Der Papst hat Pater Kolumban Reichlin zum neuen Kaplan der Schweizergarde ernannt. Der 50-jährige Benediktinermönch nimmt am 1. Oktober sein Amt in der Vatikanstadt auf: «Ich werde im Quartier der Schweizergarde wohnen.»

MAGNUS LEIBUNDGUT

Sind Sie überrascht worden davon, dass Sie der Papst zum neuen Kaplan der Schweizergarde ernannt hat? Ja, ich war überrascht. Damit hatte ich nicht gerechnet. Freuen Sie sich darauf, ab dem 1. Oktober in der Vatikanstadt zu leben? Ich freue mich auf diese neue Aufgabe an einem bedeutsamen Ort. Auch wenn ich noch nicht abschätzen kann, was sie alles mit sich bringen wird. Vom Klosterdorf in die Ewige Stadt: Entspricht dieser Wechsel Ihren Vorstellungen Ihres Werdeganges? Wenn man die Gottsuche zum Beruf macht, ist es schwierig bis unmöglich, den eigenen Werdegang zu planen, weil das Gottesgeheimnis immer wieder für Überraschungen gut ist. Daher hatte und habe ich diesbezüglich keine konkrete Vorstellung. Ich lebe im Augenblick und bin grundsätzlich offen für fast alles. Wichtig ist mir, einer Aufgabe nachgehen zu können, die sinnstiftend ist und dem Leben dient. Werden Sie im Haus der Schweizergardisten oder in einem Benediktinerkloster leben?

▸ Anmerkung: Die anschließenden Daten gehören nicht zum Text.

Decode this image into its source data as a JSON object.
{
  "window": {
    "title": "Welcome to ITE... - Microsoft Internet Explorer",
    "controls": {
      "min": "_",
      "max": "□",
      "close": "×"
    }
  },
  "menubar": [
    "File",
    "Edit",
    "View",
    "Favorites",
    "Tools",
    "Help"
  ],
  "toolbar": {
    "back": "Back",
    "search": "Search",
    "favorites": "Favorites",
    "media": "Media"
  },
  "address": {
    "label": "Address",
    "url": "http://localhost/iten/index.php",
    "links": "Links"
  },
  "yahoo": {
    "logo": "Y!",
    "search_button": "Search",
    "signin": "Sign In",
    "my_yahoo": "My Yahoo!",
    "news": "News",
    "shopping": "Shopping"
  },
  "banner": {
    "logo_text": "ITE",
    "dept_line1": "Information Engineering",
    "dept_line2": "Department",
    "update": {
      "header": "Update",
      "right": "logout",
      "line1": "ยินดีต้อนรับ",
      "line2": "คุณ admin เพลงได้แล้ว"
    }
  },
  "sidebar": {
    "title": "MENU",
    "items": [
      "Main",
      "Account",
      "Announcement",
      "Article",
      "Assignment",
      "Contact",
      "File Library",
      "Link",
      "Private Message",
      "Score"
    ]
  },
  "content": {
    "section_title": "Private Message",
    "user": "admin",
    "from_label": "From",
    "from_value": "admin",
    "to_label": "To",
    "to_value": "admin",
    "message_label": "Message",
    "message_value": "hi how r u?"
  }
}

Weil es wichtig ist, bei den Gardisten vor Ort zu sein, werde ich auch im Quartier der Schweizergarde wohnen. Sant’Anselmo auf dem Aventin – das internationale Studienhaus der Benediktiner in Rom und Sitz des Abtprimas – wäre als Unterkunftsort zu weit entfernt.

Fällt es Ihnen schwer, die Klostergemeinschaft in Einsiedeln zu verlassen? Ich habe es geschätzt, dass ich trotz meiner neuen Arbeit in Luzern in den vergangenen Monaten mehr Zeit in der Gemeinschaft in Einsiedeln verbringen konnte, als während meiner Tätigkeit in St. Gerold. Nun hoffe ich, dass ich ab und zu Mitbrüder in Rom willkommen heissen und beherbergen und auch auf diese Weise die Verbundenheit mit ihnen pflegen kann: In der Wohnung des Gardekaplans soll es ja auch Gästezimmer geben. Zudem haben die Mitbrüder mich daran erinnert, dass in der Kapelle der Schweizergarde eine Kopie des Einsiedler Gnadenbildes steht. So werde ich täglich auch gedanklich und im Gebet mit Einsiedeln verbunden sein.

Kommt die Ernennung einem Befehl gleich oder hätten Sie die Übernahme des Amtes auch ablehnen können? Ein Befehl ist es nicht. Ich hätte auch Nein sagen können. Können Sie uns verraten, was ein Gardekaplan darstellt, welche Aufgaben diesem obliegen? Das kann ich nur ansatzweise tun, da mir selber manches noch nicht bekannt ist. Die 135 Gardisten und deren Familien als Mensch und Seelsorger während ihrer besonderen Zeit in Rom zu begleiten, sehe ich als meine erste Pflicht. Hierzu gehören intensive Beziehungspflege und die Verantwortung und Chance, diese jungen Menschen mit der Schönheit und Sinnhaftigkeit des christlichen Glaubens vertrauter zu machen. Als Gardekaplan ist man auch für die Organisation kultureller Aktivitäten und von Wallfahrten im In- und Ausland zuständig. Eine schöne Aufgabe ist sicher auch, auf vielfältige Weise Gastgeber zu sein. Was zeichnet einen Gardekaplan aus? Welche Fähigkeiten muss man für dieses Amt mitbringen?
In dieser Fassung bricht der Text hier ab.